Le agradecemos por la nitidez de Su reclamo. También nosotros quisiéramos vivir toda nuestra vida como un único gran diálogo con Dios, como un único gran gesto de adhesión a la Fuente misma de la vida. Y hoy queremos pedir que nuestra comunión pueda ser para muchos una ayuda en este camino.
En esta celebración queremos agradecer a Dios por los treinta años 
de vida y de gracias que han transcurrido desde el 14 de septiembre de 1985, día en que monseñor Camisasca y los primeros entre nuestros hermanos firmaron el acto de erección de nuestra Fraternidad.
Somos felices por el hecho de que el padre Massimo, hoy obispo de Reggio Emilia y Guastalla, esté hoy aquí para comenzar con nosotros este año de agradecimiento.

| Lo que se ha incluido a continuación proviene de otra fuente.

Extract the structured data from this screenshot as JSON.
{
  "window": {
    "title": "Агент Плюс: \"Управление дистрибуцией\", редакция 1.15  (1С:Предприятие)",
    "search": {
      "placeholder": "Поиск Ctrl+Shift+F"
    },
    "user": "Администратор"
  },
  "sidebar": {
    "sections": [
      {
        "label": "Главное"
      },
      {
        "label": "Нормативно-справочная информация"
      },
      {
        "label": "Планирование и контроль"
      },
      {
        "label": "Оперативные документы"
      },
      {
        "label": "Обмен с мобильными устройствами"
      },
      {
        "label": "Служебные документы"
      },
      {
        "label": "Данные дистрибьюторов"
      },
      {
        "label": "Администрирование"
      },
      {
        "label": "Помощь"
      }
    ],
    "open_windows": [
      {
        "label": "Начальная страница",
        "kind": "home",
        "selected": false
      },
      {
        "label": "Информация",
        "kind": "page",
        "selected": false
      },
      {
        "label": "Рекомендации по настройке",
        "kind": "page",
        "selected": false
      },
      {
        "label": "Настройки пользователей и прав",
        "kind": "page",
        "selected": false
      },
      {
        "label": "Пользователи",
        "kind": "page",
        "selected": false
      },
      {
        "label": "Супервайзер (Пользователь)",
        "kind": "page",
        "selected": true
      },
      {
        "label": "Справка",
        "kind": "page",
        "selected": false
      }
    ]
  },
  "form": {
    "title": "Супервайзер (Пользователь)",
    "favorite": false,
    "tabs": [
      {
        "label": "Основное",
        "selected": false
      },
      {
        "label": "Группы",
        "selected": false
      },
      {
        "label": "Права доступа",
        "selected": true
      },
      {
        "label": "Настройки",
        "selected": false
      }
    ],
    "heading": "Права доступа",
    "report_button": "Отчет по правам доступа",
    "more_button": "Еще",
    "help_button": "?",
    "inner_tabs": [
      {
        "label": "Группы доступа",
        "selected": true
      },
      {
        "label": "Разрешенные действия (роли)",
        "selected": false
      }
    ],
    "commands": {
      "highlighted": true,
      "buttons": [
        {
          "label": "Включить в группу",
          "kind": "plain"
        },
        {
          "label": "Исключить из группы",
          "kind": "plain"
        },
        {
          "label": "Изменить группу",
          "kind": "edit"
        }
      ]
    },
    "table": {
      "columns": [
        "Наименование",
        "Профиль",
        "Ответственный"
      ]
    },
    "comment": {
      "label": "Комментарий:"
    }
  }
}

Agradezco también al padre Julián Carrón, aquí representado por Davide Prosperi, vicepresidente de la Fraternidad de Comunión y liberación a la que pertenecemos, y por el secretario general de nuestro movimiento, Giancarlo Martinelli, dos amigos queridos. Nos han traído el bellísimo saludo que el padre Julián quiso enviarnos para esta ocasión.
Finalmente, quisiera recordar con agradecimiento los nombres de tres hombres de Dios sin los cuales la Fraternidad no existiría: en primer lugar el padre Luigi Giussani, que sentimos como nuestro padre y maestro, el cardenal Ugo Poletti, al que debemos el primer reconocimiento eclesial de nuestra comunidad, y san Juan Pablo II, que ha reconocido la madurez de nuestra experiencia, concediéndonos el reconocimiento pontificio en 1999. A ellos les pedimos que desde el Cielo nos custodien en nuestro camino.

Iglesia de Santa Maria del Rosario ai Martiri Portuensi, Roma (Magliana), 12 de Septiembre 2015.